Machine learning (ML) and neural networks will continue to be a hot topic in 2020. One of its uses is forecasting in everything from when an electric motor will fail to how stocks will perform in the current market. It might be handy to use ML to create this article. However, such forecasting rests in my hands this time around.
ML hardware acceleration for training and deployment will get lots of coverage. I’m more interested in checking out the increased use of ML on standard platforms, though, including applications running on Cortex-M and RISC-V platforms. Most vendors have an overarching approach to artificial intelligence and ML that allows applications to be written to a framework rather than a particular hardware platform.
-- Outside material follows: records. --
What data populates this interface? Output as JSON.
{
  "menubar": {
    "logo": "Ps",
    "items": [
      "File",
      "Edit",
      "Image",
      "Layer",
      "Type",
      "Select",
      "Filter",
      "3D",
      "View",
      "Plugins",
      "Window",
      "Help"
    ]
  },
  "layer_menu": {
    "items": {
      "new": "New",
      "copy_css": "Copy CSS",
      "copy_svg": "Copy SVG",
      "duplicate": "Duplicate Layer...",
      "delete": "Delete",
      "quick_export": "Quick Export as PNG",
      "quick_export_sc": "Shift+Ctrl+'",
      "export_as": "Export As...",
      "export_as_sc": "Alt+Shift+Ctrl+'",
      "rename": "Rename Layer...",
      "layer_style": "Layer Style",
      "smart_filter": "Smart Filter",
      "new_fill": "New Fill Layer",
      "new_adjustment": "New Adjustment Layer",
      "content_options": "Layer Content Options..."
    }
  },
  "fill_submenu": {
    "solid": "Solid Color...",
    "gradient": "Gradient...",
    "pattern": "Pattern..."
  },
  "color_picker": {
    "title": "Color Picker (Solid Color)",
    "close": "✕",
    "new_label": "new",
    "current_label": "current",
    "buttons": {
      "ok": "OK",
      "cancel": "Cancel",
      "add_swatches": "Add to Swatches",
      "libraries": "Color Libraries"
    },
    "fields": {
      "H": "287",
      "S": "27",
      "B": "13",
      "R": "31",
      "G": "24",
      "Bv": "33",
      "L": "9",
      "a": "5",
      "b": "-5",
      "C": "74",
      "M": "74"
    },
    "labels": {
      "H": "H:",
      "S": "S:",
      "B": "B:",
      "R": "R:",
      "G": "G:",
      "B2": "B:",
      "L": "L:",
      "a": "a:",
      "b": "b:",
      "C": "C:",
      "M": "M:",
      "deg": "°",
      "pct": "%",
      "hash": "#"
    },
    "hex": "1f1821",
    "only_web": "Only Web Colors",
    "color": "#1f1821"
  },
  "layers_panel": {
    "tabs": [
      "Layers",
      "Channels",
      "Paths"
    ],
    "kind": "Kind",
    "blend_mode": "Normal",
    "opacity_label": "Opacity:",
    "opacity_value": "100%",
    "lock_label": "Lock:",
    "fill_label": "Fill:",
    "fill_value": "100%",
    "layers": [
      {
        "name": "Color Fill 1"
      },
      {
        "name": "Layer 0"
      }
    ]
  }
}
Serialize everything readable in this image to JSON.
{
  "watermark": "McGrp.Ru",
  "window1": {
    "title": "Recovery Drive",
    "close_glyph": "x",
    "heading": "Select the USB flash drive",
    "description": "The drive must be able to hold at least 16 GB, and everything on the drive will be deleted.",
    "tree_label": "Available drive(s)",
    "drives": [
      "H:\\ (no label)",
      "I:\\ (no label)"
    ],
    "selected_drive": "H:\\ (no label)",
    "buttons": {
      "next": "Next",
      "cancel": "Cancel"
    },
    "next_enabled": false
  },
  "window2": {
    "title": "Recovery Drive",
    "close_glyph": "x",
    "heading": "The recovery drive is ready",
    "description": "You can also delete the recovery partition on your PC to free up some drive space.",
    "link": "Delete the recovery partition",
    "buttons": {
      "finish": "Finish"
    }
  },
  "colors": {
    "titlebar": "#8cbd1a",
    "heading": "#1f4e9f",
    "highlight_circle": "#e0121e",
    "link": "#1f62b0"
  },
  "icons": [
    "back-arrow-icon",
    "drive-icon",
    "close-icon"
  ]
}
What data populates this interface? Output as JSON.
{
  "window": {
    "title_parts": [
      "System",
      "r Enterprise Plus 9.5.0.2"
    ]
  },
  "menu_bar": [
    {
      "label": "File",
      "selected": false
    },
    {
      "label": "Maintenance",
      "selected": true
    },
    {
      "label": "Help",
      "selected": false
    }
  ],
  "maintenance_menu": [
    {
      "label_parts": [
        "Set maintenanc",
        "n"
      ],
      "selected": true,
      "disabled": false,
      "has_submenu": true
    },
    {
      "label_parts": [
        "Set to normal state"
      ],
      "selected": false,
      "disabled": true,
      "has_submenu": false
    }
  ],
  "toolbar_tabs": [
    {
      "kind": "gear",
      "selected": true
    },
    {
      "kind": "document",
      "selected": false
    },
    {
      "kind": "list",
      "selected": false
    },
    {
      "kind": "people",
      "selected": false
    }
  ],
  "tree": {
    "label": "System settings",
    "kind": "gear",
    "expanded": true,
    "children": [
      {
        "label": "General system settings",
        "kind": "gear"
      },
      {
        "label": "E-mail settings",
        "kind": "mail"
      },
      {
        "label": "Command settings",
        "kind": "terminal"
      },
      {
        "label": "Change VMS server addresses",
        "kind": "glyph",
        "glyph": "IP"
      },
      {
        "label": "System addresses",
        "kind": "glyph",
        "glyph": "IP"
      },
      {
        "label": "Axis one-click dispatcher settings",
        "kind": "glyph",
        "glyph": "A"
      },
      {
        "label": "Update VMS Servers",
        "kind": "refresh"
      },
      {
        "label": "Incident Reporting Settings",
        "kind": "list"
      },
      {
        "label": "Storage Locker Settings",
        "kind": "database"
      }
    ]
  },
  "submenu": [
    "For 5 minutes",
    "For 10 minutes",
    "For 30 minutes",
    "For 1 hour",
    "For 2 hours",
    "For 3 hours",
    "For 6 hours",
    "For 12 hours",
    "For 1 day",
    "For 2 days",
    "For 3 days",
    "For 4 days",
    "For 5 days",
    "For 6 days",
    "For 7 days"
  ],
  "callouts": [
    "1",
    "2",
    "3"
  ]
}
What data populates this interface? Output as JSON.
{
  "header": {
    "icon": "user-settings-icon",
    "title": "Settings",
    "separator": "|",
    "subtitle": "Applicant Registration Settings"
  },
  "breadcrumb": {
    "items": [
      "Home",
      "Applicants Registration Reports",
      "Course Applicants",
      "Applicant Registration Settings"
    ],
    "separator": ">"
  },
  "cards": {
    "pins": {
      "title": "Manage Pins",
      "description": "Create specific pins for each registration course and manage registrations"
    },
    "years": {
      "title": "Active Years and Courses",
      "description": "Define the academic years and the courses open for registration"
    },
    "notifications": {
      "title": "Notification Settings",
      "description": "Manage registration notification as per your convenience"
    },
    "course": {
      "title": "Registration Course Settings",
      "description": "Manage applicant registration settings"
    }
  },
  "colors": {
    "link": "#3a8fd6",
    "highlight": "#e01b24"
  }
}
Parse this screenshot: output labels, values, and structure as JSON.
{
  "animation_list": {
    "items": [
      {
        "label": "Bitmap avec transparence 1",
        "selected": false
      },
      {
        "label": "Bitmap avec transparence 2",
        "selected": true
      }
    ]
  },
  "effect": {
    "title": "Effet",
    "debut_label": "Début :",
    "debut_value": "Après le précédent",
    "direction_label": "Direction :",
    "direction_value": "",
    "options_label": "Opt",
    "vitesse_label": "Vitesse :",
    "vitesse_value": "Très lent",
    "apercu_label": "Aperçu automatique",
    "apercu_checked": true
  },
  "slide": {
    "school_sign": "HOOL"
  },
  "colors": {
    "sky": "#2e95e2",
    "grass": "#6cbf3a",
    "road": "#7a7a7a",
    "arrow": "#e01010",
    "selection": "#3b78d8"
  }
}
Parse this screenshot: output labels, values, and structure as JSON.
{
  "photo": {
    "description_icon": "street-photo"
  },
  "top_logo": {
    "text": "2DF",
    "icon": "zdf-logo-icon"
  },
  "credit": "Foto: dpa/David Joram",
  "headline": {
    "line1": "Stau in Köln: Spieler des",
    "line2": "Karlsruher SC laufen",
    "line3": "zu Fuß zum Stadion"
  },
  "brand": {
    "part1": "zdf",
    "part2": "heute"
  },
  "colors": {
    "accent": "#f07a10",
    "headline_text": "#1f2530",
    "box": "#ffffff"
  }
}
Available performance and capabilities will limit a design and functionality, but not whether ML can be used.
While artificial-intelligence advances will dominate much of the technology discussion in 2020, it’s hardly the only new tech that will affect development decisions in the coming year.
The consolidation of RTOSes by vendors and IoT solution providers is making it easier to build IoT applications, but it’s also pulling developers into walled gardens. Related support like smart-speaker integration and use of ML in the cloud also requires the use of unique frameworks and tools.
Networking technology will see as many advances as ML, possibly more. 5G will of course be at the forefront as deployment begins, yet changes are blowing in the wind. The IoT aspect of 5G will just be starting to emerge, but plenty of wireless solutions with different characteristics are equally important. This includes technologies like Sigfox, LoRaWAN, NB-IoT, and Bluetooth mesh. These will actually be more interesting to developers because their standards and components are more mature. Though it’s fun to look at the latest tech, it’s more useful to be able to use it.
Ethernet, PCI Express (PCIe), and other fabrics will see a host of new standards and products in 2020. PCIe is the base for standards like NVMe as well as CCIX and CXL. NVMe has become the desired storage interface for flash drives with M.2 sockets on most motherboards, but SATA and SAS still handle large populations of drives. And hard drives aren’t dead yet. Gen-Z’s memory-semantic fabric will continue to gain ground.
Power-efficiency improvements for microcontrollers and microprocessors will continue even as the top-end clock speeds remain limited. Multicore is here to stay in a big way with single-core solutions being a relegated to microcontrollers. Even there, it’s not uncommon to have a dual-core solution with a security or peripheral management processor alongside the primary core.
Security will be getting less lip service and more practical developer support. The standard software development kits will make it easier to take advantage of secure enclaves and encryption acceleration that once required direct interaction with the chip vendor or a security partner. The latter will still be useful as security really needs to be an end-to-end, start-from-the-base design project, not an add-on. Remember, secure boot only guarantees that the booted core is what you thought it was. It doesn’t provide protection for security bugs that are part of the system or application.
RISC-V continues to gain steam with some interesting platforms becoming available in 2020. Shifting politics and a desire for a more adaptable platform is driving adoption even as the instruction set continues to evolve.
Keep an eye on FPGAs. The tools are already making it easier to take advantage of their flexibility without needing to be an FPGA hardware expert. RISC-V FPGA SoCs will also be available in 2020. Developers that overlook the tiny, flash-based FPGA solutions are likely to be beaten by their competition that exploit these platforms.
That covered a lot of ground, but it’s what we do at Electronic Design as we track and present the latest technology for developers.